Somewhere around 1915, as he finalized his Theory of Special Relativity, Albert Einstein established the idea of “spacetime.” He melded what we perceive as the three-dimensional world and the one dimension of time into a single construct. Aside from solving some pretty complex head-scratchers and spawning many more of its own, this concept helped explain how and why two people’s perception of the same event vary if they are traveling at different speeds and trajectories.
As Glenn and I travel through our own slice of spacetime, we notice some psychological parallels to this concept.
How we interact with our world has changed in notable ways relative to our prior, more rooted existence. Most notable is how we perceive time and and how we spend it.
On the road, we stay no more than a week in a given place. Whether a specific destination in its own right like Zion National Park or simply a way station en route to one like our stay on BLM land near Jacob’s Chair, we know that we are likely there for the last time in our lives. That knowledge creates a sense of urgency to get out and explore the space.

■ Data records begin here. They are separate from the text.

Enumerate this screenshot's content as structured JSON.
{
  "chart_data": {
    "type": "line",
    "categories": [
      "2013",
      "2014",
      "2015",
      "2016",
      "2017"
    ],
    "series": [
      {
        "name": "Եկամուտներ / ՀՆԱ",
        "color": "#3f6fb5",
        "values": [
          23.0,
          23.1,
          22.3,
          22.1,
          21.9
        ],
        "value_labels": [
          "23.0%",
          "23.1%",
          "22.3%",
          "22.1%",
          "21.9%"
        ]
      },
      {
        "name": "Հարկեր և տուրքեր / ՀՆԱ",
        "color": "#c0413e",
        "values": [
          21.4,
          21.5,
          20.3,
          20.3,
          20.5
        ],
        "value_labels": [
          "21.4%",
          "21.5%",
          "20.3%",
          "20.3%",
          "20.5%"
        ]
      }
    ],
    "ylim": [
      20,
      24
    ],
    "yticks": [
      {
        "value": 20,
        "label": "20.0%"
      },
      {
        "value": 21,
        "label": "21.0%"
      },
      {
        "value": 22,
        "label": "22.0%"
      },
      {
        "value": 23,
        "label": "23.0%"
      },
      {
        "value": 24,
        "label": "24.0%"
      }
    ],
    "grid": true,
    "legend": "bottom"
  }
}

Glenn and I do love our quiet time. Contrary to whatever our current path suggests, we are homebodies through and through. In the absence of other factors, we would be perfectly content puttering around camp or cocooning inside Libbie indefinitely. Yet the knowledge that, if we want to discover the place we’re in at all, we must do it now is a powerful motivator.
This idea is the driving force that shifts us out of our hermit’s inertia and into the frenzied momentum of explorers.
I realized this singular sense of urgency – a kind of existential FOMO – was lacking in our lives previously. Kids feel this instinctively, but we outgrow it.
Time seems to speed up as we take the space around us for granted.
Like most people living in one place, our perception of the passage of time was muted by the effects of routine. Our ability to attend to life’s details is not infinite, after all.
We become absorbed in the varied, relative “urgencies” of day-to-day existence. Those groceries won’t shop for themselves, that work project is due tomorrow, the lawn is overdue for mowing, that leaky faucet still needs fixing, the kids need help with their homework, there’s a new bingeworthy show that we have to see, and (ugh) the cat just barfed on the rug … again.
On and on the list goes.
Meanwhile, our plans to go on that special hike, to learn guitar, to try woodworking, to write that book, to keep bees, to meet a new face, and so on will just have to wait. After all, we’re just barely able to keep up with the daily routine of our lives. Once the kids are older, or when things settle down at work, or once there’s a little more money in the bank, we’ll definitely get to those things we’ve been putting off.
When you’re stuck in one place, its related overhead can overshadow the inexorable truth that the time allotted on your existential clock is tick-tocking away.
Like the inverse to Vonnegut’s bewildered Billy Pilgrim who discovers he has come unstuck in time, we find we have come unstuck in space – freed from the drag and friction of its related mundanities.
Instead, we glide unimpeded along our unknown trajectory through spacetime knowing we will never ever be in this exact space and time again.
The effect is quite jarring.
Our desire for the known quantity and comfort of routine is challenged every day. On the road, we check to remind ourselves how many days we have left in our current location. We make decisions, tradeoffs about what we can and can’t do in the time allotted. We learn that we can move too fast, that our psyches need roughly one day of rest for every day of adventure lest we begin to feel frayed around the edges.
We read more.
We watch less television – even though, in the remote locations we find ourselves, it’s weird to have such easy access to programs we love.
We cook more.
We eat less.
We use far, far less water even as we bathe just as often as before – actually more, thanks to the proximity of so much clinging dirt and dust.
We plan calls with loved ones to keep in touch, when before those things happened with less thought and, if we’re honest, less frequency.
We wonder more.
We reflect more, spending time to observe and to record in this public medium how we’re feeling during this grand moveable life experiment we’ve constructed.
All this prompts a question: When we do settle into our Haven (wherever that happens to be) will we also settle into new versions of our old routines?
Our hypothesis: We think not – at least in terms of being unconscious of the time and the opportunity we let pass us by.
If nothing else, our experiment continues to prove that our choice to live a life by design is right for us. We choose how we interact with both space and time, if only be to more aware of their connection to each other and to ourselves.